Fiquei interessado nela desde então. Depois ela fez a sua vistosa estreia internacional na visita à Coreia do Sul, em fevereiro de 2018, onde não falou à imprensa ou aos sul-coreanos. Só foi a reuniões, sorriu muito, de vez em quando apareceu de cara fechada, deu apertos de mãos, comeu e bebeu. Foi só o que fez. Mas o facto de estar ali aquela figura feminina, misteriosa, poderosa e jovem encantou os sul-coreanos. Eles queriam acreditar que desta vez é que era, que o cruel líder norte-coreano queria a paz, a reconciliação, a desnuclearização. As pessoas ficaram algo eufóricas e, desculpe dizê-lo, foi tudo muito irrealista. Isto levou à mudança de imagem do irmão, que se encontrou com o Presidente chinês em março de 2018, depois com o Presidente da Coreia do Sul em abril e depois com o Presidente norte-americano, Donald Trump, em junho. E depois recebeu o Presidente sul-coreano em Pyongyang. Ao longo destes sorridentes espetáculos diplomáticos, Kim Jong-un teve uma transformação de imagem. Deixou de ser visto como um ditador cruel e ameaçador, com armas nucleares, para passar a ser um tipo razoável com quem o mundo se podia entender. E ela teve um papel fulcral nesta campanha. Durante a primeira cimeira dele com o Presidente Moon, da Coreia do Sul, eu disse numa entrevista à BBC que isto era como ver o “Rambo 4”. O primeiro filme é bom, mas quando se chega ao quarto já sabemos como acaba. A jornalista perguntou-me porque estava tão cético e eu disse que quando se é repetidamente gozado pelo duo da realidade e da História, tornamo-nos num pouco céticos. A Coreia do Norte sabe não apenas como escalar e impor pressão psicológica no adversário, também sabe fazer o contrário. Contrariamente aos que dizem que a Coreia do Norte não tem uma estratégia e que só reage ao que as grandes potências fazem, eu digo que a Coreia do Norte tem sido o ator mais proativo ao longo da História, quer em relação aos Estados Unidos e à Coreia do Sul, mas também até, em parte, em relação à China e à União Soviética.
Acha que há alguma superficialidade dos jornalistas e comentadores quando falam sobre o país? Muitas vezes o foco é em notícias como o líder obrigar todos a terem o mesmo corte-de-cabelo.

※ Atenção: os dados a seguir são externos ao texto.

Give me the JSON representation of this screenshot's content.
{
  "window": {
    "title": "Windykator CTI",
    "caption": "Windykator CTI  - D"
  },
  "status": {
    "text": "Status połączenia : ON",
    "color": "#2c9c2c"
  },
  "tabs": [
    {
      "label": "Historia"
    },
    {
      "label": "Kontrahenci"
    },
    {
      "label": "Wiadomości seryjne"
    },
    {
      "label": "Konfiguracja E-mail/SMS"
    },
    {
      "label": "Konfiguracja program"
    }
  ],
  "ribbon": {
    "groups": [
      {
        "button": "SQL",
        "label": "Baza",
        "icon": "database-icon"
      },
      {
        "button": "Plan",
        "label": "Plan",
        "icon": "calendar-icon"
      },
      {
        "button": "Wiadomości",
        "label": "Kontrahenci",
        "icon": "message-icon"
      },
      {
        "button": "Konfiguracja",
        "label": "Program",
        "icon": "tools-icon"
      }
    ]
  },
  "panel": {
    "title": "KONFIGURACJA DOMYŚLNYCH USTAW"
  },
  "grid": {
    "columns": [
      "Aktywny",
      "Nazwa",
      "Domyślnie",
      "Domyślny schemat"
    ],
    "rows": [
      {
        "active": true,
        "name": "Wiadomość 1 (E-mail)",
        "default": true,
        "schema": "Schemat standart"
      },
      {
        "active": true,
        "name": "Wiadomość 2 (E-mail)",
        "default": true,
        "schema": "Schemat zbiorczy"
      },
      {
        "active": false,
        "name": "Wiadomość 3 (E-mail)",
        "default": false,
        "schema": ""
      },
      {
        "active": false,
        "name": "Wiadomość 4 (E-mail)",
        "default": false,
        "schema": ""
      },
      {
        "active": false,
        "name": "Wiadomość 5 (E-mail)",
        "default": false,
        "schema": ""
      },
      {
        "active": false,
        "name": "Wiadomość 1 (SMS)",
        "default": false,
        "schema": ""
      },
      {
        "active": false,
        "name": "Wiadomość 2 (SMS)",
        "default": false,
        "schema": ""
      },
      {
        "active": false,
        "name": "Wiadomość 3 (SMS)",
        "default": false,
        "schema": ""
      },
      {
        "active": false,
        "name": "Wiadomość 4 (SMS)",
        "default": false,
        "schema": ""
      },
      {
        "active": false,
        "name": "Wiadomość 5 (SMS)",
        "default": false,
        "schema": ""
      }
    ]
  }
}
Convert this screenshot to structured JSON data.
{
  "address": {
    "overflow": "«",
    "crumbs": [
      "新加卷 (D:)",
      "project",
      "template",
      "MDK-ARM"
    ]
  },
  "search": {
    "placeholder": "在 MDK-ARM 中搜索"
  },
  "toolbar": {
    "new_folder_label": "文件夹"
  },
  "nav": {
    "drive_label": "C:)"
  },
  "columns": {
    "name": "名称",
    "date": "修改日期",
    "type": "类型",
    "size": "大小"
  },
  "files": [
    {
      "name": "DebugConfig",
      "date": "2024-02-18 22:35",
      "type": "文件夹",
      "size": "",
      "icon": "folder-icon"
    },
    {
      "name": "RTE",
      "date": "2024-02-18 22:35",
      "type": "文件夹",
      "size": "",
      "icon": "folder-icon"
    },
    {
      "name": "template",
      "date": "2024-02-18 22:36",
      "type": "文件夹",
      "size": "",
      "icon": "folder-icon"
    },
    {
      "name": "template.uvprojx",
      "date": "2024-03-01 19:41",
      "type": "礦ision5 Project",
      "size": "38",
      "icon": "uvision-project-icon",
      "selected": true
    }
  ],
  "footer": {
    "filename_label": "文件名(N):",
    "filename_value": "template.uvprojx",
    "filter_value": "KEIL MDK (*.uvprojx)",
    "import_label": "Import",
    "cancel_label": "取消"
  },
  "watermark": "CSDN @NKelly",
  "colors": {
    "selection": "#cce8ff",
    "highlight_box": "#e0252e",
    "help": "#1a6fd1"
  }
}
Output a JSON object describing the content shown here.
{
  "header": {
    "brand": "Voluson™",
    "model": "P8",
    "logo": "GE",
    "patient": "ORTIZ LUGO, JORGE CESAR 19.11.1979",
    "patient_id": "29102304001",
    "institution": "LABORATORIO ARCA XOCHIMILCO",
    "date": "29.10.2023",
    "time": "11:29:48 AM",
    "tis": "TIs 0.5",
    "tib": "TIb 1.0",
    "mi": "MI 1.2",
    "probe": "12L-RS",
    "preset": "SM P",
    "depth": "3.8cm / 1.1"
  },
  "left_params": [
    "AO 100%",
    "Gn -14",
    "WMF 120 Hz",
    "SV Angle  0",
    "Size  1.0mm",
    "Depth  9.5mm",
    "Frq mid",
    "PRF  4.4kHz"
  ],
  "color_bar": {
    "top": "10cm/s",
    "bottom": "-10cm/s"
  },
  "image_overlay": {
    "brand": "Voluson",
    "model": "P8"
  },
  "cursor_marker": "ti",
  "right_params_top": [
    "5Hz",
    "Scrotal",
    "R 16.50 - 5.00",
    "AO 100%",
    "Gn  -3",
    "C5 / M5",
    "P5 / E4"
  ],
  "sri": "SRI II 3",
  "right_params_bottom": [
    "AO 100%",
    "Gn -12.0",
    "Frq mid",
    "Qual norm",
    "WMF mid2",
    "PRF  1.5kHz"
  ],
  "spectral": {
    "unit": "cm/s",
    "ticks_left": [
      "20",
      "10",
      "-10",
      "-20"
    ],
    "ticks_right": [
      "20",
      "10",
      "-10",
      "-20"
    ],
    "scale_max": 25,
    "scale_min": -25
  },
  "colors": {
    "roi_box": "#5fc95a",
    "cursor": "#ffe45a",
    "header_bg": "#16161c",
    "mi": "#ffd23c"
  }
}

No Ocidente e na Coreia do Sul somos suficientemente profissionais a analisar a Coreia do Norte?
Há um problema de atitude. A primeira coisa que nos vem à cabeça quando pensamos no país é a de um ditador muito engraçado, bem nutrido, que preside a uma nação de gente esfomeada. O cabelo dele é normal, dependendo do gosto pessoal, ou engraçado. Mas a nossa imagem do ditador da Coreia do Norte é condescendente. Temos tendência a gozar com ele, a rir dele. Claro que é irresistível, porque há uma mistura de costumes medievais com uma atitude de fanfarrão. É difícil não rir. Eles afirmam que são figuras sobrenaturais, quase divinas. O pai e o avô escreveram cada um uns cinco mil livros. São os melhores filósofos, atletas, artistas de sempre. Dizem eles… São coisas estranhas, que nos fazem rir. E creio que eles fazem isto de forma intencional: não apenas para serem idolatrados pelo seu povo, mas para o mundo exterior. Cultivar esta imagem joga a seu favor, porque quando o líder da Coreia do Norte age de forma normal e se encontra com estrangeiros, toda a gente diz a mesma coisa: “Afinal ele não é louco, é muito inteligente. Está bem informado. Sabe muito sobre o meu país, sabe muito sobre mim. Tem sentido de humor, é modesto, é encantador. Podemos negociar com ele, criámos uma ligação emocional.” Muito disto vem da nossa húbris. Toda a gente gosta de se sentir especial. Quando interagimos com um líder misterioso e meio louco e ele parece normal e inteligente, gostamos de pensar que a nossa inteligência e o nosso carisma podem ter contribuído para esta experiência de ligação. Este é outro elemento da nossa contínua condescendência. Ele é o líder da Coreia do Norte, é claro que está bem informado, é claro que é inteligente! Mas acho que a irmã de Kim Jong-un é ainda mais inteligente. Digo isto com base na minha avaliação superficial das imagens de vídeo dela e das suas declarações. Vejo um brilho de inteligência nos seus olhos que também existia no seu pai e no seu avô. Vejo muito menos isso em Kim Jong-un. E sabemos que quando ele vivia na Suíça não era um grande aluno, gostava mais de jogar basquetebol e jogos de vídeo. Ela era uma excelente aluna e fala muito bem inglês, enquanto que Kim Jong-un não entende uma palavra.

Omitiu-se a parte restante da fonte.